Quem recebeu as denúncias, nesta segunda-feira (05), foi o procurador-geral de Justiça, Márcio Roberto Tenório de Albuquerque.
Segundo as empresas, dois tipos de água estão colocando em risco a saúde do consumidor, por serem comercializadas sem adição de sais e sem ser submetidas a análise por um engenheiro químico ou de minas.
Outro assunto discutido foi a confecção dos garrafões de forma reciclável, o que é proibido pela legislação.
Márcio Roberto, após ouvir os depoimentos, enfatizou que a instituição tem como principais obrigações as fiscalizações, de modo geral, sempre em defesa da coletividade.
“É nosso dever agir em qualquer área e combatendo ilícitos que afetem a comunidade. Ciente das denúncias dos senhores, convocarei os promotores de Justiça da Saúde Pública, também da Defesa do Consumidor, para que discutamos a demanda e, consequentemente, possamos acionar os órgãos competentes, estaduais e municipal, para uma reunião e tentemos chegar à solução do problema. O que não podemos é permitir que a população seja vítima de irresponsabilidades, ainda mais correndo o risco de ter a saúde afetada”, afirma o procurador-geral de Justiça.
Além dos problemas em relação ao tratamento inadequado da água, a comissão apresentou outro agravante, a acomodação em recipientes reciclados. Os empresários levaram à reunião o fabricante dos garrafões que explicou os riscos aos quais o consumidor é submetido, podendo levar a problemas de saúde graves.
Reciclagem
De acordo com Marcos Sampaio, fabricante de garrafões para empresas de Alagoas e outros estados, é proibido, por lei, a reciclagem, mas muitas empresas têm adotado esse método embora irregular.

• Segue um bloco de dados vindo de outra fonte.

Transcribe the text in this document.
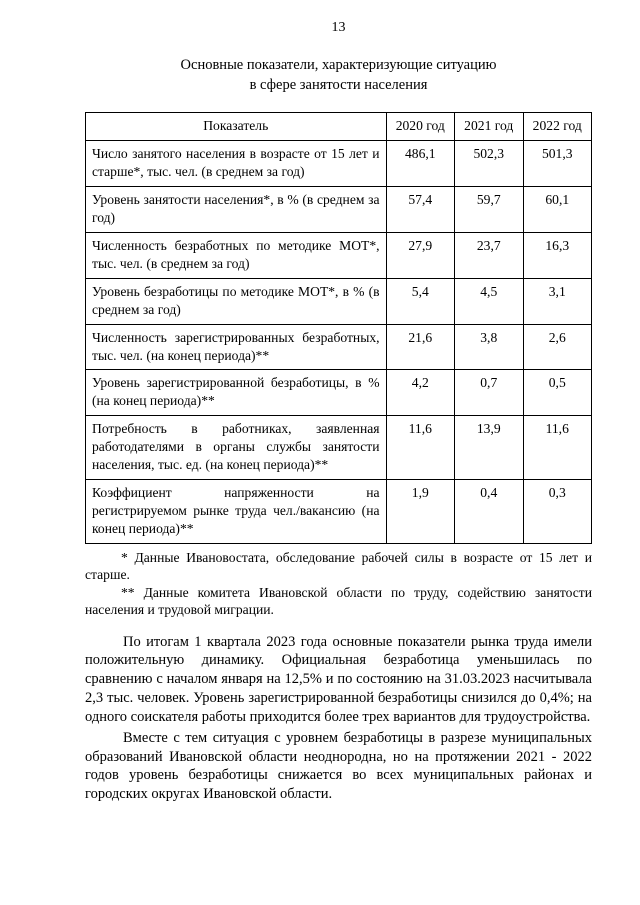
13
Основные показатели, характеризующие ситуацию
в сфере занятости населения
Показатель	2020 год	2021 год	2022 год
Число занятого населения в возрасте от 15 лет и старше*, тыс. чел. (в среднем за год)	486,1	502,3	501,3
Уровень занятости населения*, в % (в среднем за год)	57,4	59,7	60,1
Численность безработных по методике МОТ*, тыс. чел. (в среднем за год)	27,9	23,7	16,3
Уровень безработицы по методике МОТ*, в % (в среднем за год)	5,4	4,5	3,1
Численность зарегистрированных безработных, тыс. чел. (на конец периода)**	21,6	3,8	2,6
Уровень зарегистрированной безработицы, в % (на конец периода)**	4,2	0,7	0,5
Потребность в работниках, заявленная работодателями в органы службы занятости населения, тыс. ед. (на конец периода)**	11,6	13,9	11,6
Коэффициент напряженности на регистрируемом рынке труда чел./вакансию (на конец периода)**	1,9	0,4	0,3

* Данные Ивановостата, обследование рабочей силы в возрасте от 15 лет и старше.

** Данные комитета Ивановской области по труду, содействию занятости населения и трудовой миграции.

По итогам 1 квартала 2023 года основные показатели рынка труда имели положительную динамику. Официальная безработица уменьшилась по сравнению с началом января на 12,5% и по состоянию на 31.03.2023 насчитывала 2,3 тыс. человек. Уровень зарегистрированной безработицы снизился до 0,4%; на одного соискателя работы приходится более трех вариантов для трудоустройства.

Вместе с тем ситуация с уровнем безработицы в разрезе муниципальных образований Ивановской области неоднородна, но на протяжении 2021 - 2022 годов уровень безработицы снижается во всех муниципальных районах и городских округах Ивановской области.
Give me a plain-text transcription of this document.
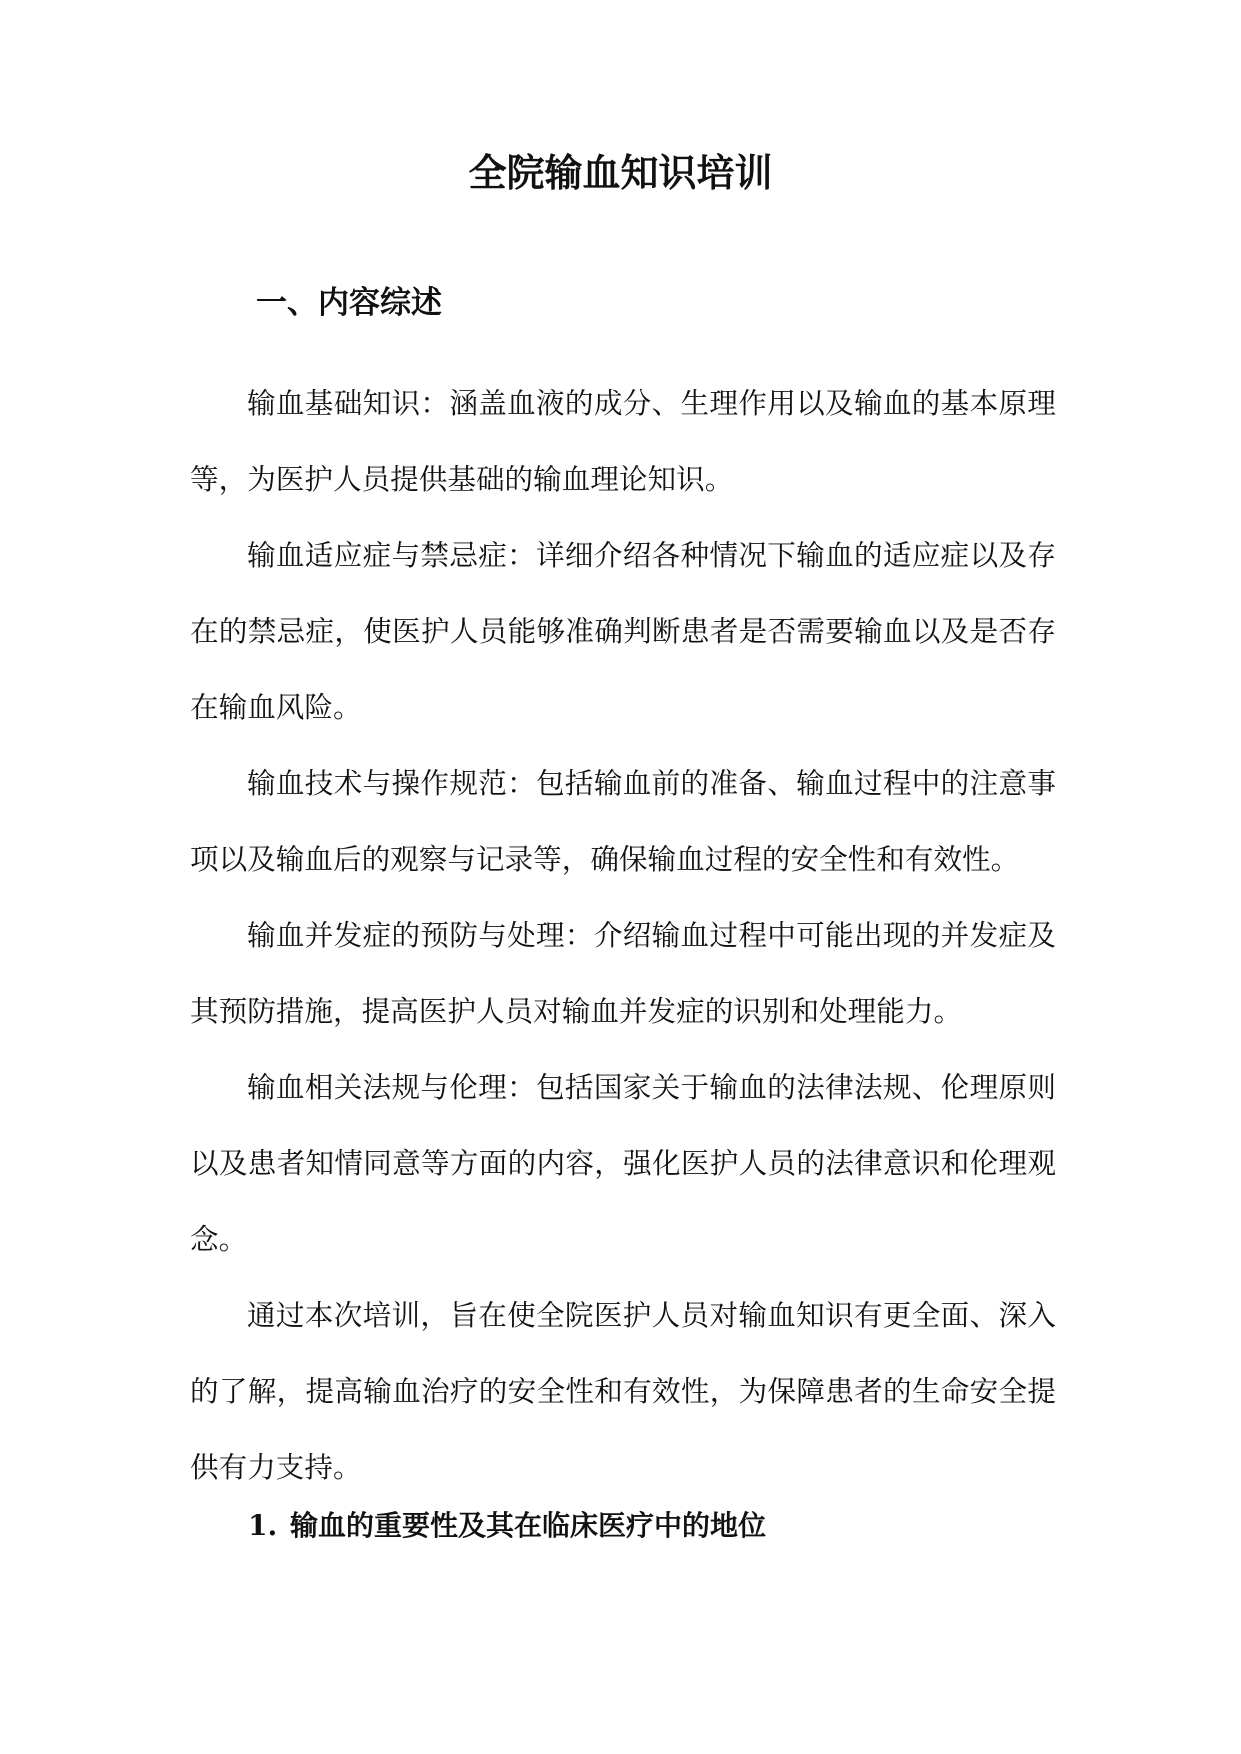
全院输血知识培训
一、内容综述

输血基础知识：涵盖血液的成分、生理作用以及输血的基本原理等，为医护人员提供基础的输血理论知识。

输血适应症与禁忌症：详细介绍各种情况下输血的适应症以及存在的禁忌症，使医护人员能够准确判断患者是否需要输血以及是否存在输血风险。

输血技术与操作规范：包括输血前的准备、输血过程中的注意事项以及输血后的观察与记录等，确保输血过程的安全性和有效性。

输血并发症的预防与处理：介绍输血过程中可能出现的并发症及其预防措施，提高医护人员对输血并发症的识别和处理能力。

输血相关法规与伦理：包括国家关于输血的法律法规、伦理原则以及患者知情同意等方面的内容，强化医护人员的法律意识和伦理观念。

通过本次培训，旨在使全院医护人员对输血知识有更全面、深入的了解，提高输血治疗的安全性和有效性，为保障患者的生命安全提供有力支持。

1. 输血的重要性及其在临床医疗中的地位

“É preciso que a população saiba do risco que corre, muitas vezes os botijões vêm de outros estados, com ratos ou urina de ratos dentro e eles não limpam para moer e aproveitar o material para fazer outros, passam na máquina de reciclagem do jeito que chegam e quando os novos garrafões são produzidos, feitos com os antigos, as bactérias são absorvidas no plástico e, evidentemente, misturam-se na água que neles é armazenada”. O empresário afirma que o plástico absorve o material que é moído junto com ele.
Finalizando, o procurador-geral de Justiça reconheceu o setor como de importância para a sociedade e pediu que fizessem uma representação com encaminhamento ao gabinete para que seja feita a análise pela assessoria técnica e, em seguida, adotadas as primeiras providências. O chefe ministerial sugeriu, também, que as empresas fizessem campanhas educativas para alertar a população.